Willie Taylor

Personal information
- Born: September 24, 1946
- Died: January 29, 2026 (aged 79) Germantown, Tennessee, U.S.
- Listed height: 6 ft 8 in (2.03 m)
- Listed weight: 240 lb (109 kg)

Career information
- High school: Henry (Byhalia, Mississippi)
- College: LeMoyne–Owen (1965–1969)
- NBA draft: 1969: 2nd round, 28th overall pick
- Drafted by: Philadelphia 76ers
- Position: Center
- Stats at Basketball Reference

= Willie Taylor (basketball) =

American basketball player (1946–2026)

Willie James Taylor (September 24, 1946 – January 29, 2026) was an American basketball player. He played college basketball for the LeMoyne–Owen Magicians and was selected by the Philadelphia 76ers as the 28th overall pick of the 1969 NBA draft.

==Playing career==
Taylor was born on September 24, 1946, and played basketball at Henry High School in Byhalia, Mississippi. He played college basketball for the LeMoyne–Owen Magicians where he starred as a center from 1965 to 1969. He averaged 18 points and 18 rebounds per game during his senior season.
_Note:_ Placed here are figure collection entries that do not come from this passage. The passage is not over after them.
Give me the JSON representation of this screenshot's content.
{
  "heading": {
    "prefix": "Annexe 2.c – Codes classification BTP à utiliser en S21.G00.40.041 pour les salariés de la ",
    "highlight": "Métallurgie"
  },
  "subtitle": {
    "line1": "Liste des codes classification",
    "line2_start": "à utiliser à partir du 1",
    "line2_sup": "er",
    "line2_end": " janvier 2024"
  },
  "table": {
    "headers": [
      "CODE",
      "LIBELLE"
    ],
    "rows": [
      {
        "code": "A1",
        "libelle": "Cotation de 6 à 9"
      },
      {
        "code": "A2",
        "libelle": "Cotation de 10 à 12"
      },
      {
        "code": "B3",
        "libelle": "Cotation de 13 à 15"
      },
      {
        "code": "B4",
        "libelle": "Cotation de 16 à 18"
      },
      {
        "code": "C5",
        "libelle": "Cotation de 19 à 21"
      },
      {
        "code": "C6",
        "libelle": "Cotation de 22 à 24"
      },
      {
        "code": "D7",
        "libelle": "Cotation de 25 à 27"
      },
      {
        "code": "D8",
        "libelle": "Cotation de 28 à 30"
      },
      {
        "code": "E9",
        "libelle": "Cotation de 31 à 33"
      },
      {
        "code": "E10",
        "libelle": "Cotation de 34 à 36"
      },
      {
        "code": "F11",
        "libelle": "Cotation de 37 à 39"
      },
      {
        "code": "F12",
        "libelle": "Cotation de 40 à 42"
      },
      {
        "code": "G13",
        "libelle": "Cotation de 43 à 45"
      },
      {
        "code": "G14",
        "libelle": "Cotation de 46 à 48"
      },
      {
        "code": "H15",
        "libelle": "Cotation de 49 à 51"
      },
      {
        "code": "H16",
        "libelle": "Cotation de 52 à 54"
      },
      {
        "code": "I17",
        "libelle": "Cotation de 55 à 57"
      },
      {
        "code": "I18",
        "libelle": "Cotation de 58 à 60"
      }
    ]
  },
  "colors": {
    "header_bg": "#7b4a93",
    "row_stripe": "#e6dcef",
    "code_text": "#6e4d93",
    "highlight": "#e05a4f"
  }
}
Taylor was selected by the Philadelphia 76ers as the 28th overall pick in the 1969 NBA draft. He was drafted at the recommendation of a 76ers scout who saw him play at the 1969 Southern Intercollegiate Athletic Conference Tournament where he recorded 25 points and 22 rebounds in a game. 76ers head coach and general manager, Jack Ramsay, considered taking Taylor in the first round – ultimately choosing Bud Ogden – and claimed that "he could be the biggest sleeper in the draft." Taylor signed a one-year deal with the 76ers on June 29, 1969, but only played sparingly in two exhibition games. He was waived by the 76ers on September 28, 1969, as the team's final roster cut before the start of the 1969–70 NBA season.

==Personal life and death==
Taylor was the pastor of Mt. Olive MB Church in Byhalia. He had three children with his wife, Cassie, who died in 2014 after 44 years of marriage.

Taylor died at Methodist Germantown Hospital in Germantown, Tennessee, on January 29, 2026, at the age of 79.